Bound Angle Pose, or Baddha Konasana, most commonly known as butterfly pose  is a liberating pose that all of us can do. It provides a deep relief. How often have you felt self-conscious in parting your legs and revealing your pelvic area? Baddha Konasana celebrates this intimate part of our lower bodies by providing an easy, but well-needed, stretch. 

The term comes from the Sanskrit baddha, meaning “bound,” kona, meaning “angle” and asana, meaning “pose” or “posture.”

As you engage in this pose, you are challenging the tightness in your hips, expanding your groin, and stretching your inner thighs. This upright position inspires wakefulness and improves your posture by lengthening the spine. As an asana, or yoga pose, this seated posture can take place at the beginning of your yoga practice, or before transitioning to Savasana (Corpse Pose). This is an excellent time to become aware of your breath and take part in a variation of Pranayama (breath control).

Benefits of Bound Angle Pose or Baddha Konasana

- Bound Angle Pose is best for increasing flexibility in the hips and inner thighs. 

-Spiritually, this pose can be meditated upon to address feelings of insecurity, shame, unfamiliar emotions, and stunted creativity.

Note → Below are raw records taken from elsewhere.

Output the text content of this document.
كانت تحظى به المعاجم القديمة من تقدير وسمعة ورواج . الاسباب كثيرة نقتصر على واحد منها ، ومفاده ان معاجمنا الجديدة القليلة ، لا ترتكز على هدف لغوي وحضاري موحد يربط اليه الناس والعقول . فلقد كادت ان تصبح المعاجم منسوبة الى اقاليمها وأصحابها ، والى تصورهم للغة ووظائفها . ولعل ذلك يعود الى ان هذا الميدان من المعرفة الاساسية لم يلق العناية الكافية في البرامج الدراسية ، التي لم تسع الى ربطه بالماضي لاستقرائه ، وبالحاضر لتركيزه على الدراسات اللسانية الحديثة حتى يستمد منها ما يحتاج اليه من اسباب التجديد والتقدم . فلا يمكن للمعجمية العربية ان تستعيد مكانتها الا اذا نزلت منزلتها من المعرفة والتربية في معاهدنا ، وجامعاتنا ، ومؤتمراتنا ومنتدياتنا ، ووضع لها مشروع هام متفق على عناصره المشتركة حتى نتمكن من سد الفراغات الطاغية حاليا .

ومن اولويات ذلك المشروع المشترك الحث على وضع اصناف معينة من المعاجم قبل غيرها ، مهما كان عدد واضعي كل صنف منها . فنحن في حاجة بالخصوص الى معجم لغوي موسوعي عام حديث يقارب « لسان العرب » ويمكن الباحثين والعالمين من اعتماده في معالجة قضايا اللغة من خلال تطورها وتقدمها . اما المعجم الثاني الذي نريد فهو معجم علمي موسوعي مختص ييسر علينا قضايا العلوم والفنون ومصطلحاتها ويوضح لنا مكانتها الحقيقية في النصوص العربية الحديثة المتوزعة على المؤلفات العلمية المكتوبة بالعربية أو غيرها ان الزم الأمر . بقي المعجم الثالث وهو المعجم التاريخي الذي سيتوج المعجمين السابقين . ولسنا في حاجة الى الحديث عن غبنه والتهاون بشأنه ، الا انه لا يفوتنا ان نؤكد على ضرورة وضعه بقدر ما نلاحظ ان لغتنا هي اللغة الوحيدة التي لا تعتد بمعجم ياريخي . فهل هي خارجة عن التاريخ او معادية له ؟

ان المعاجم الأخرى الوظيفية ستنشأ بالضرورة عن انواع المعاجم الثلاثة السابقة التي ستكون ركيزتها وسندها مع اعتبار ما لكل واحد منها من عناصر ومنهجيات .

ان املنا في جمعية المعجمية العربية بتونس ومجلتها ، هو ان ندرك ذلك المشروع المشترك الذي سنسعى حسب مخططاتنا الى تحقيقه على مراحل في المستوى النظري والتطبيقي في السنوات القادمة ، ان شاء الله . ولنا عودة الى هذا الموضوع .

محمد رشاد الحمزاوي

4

For visualization, we can imagine positive energy coming from the Earth, circulating through our body and its chakras, and exiting negative energy through the top of the head.



Chakras involved in Baddha Konasana

Bound Angle Pose or Butterfly Pose roots us to the ground through our root chakra, or Muladhara. This chakra is found at the bottom of the spine, along with the pelvic floor. In this asana, we can feel a sense of security as we work on our supportive foundation. To acknowledge the root chakra during Bound Angle Pose, we may gently chant the sound "Lam".

Another chakra this pose addresses is the sacral chakra, or Svadhishthana. Located just below the belly button, this chakra holds sexual power and sensuality, along with pleasure, emotions, and creativity. As we sit in an open-legged position, we can express our gratitude for our overlooked Svadhishthana. To acknowledge the sacral chakra during this pose, we may chant the sound "Vam".



How to do Butterfly Pose Pose or Baddha Konasana

Guide to Bound Angle Pose

- Begin by sitting comfortably on your bottoms on top of your yoga mat, feet outstretched before you, and backs straight with the tops of our heads pointing towards the sky.

- Fold your legs into your pelvic area, without force, until our knees are bent and the soles of our feet are touching. Your legs may create the image of a diamond, and depending on our comfort level, that diamond may be bigger or smaller; all sizes are perfectly acceptable.

- If you feel able, you can then shift your bottoms closer to our feet, making the diamond-shape of our legs wider and shorter. Little space may be left and the shape may no longer appear like a diamond.At this point, you are sitting on the ground, your knees bent and nearly parallel to the ground, soles of the feet touching.

- If you feel confident enough, you can then wrap your hands around your feet or toes, resting your elbows on your thighs or in your lap. It is not necessary to press the knees down with your elbows; instead, focus on naturally allowing the thighs to drop to the ground with each breath.

- Take a deep breath in, straighten your spine, and feel the stretch in your inner thighs, groin, and hips, and breathe out. You are doing Baddha Konasan or Butterfly Pose (Bound Angle Pose)



Optional Props to help you practice Butterfly Pose

- Yoga blocks, a stack of books, or a pillow can be placed under each knee.

- A folded blanket or pillow may be placed beneath the sit bone for added comfort.

- A bolster or stack of pillows can be used to prop the upper body on if folding forward or backward for an increased stretch.



Tips for Beginners

  1. It is important when engaging in a new yoga pose, or when new to yoga entirely, that we listen to our bodies. While wonderful to challenge our bodies, we must not push them to the point of breaking. Add as many pillows, bolsters, blankets, or blocks as possible, as long as they are supportive and do not hinder your practice.
  2. Take as much time as you need in a pose – many yogis find it beneficial to sit in the same pose for five minutes at a time! On the other hand, sitting in the pose for three seconds is just as acceptable.
  3. Take deep breaths. It can sound funny to hear a yoga instructor telling us to “breathe into” a body part that isn’t our lungs, but by focusing on the sensation the pose is creating in our bodies, it helps us understand what our body needs. While our bodies almost inflate and deflate with each breath, we are providing a gentle stretch to the part of our body that needs it most. That part will not be the same for everybody – we could feel surprised to feel a tightness in our back during Bound Angle Pose or realize that we can handle a deeper stretch.



When to Avoid the practice of Baddha Konasana

Avoid engaging in Bound Angle Pose or Butterfly Pose directly after giving birth or after having pelvic-related surgery. If experiencing any pain or discomfort, especially in the knees or spine, you should find a way to do the pose more gently, or seek an acceptable alternative. Always remember to listen to your body.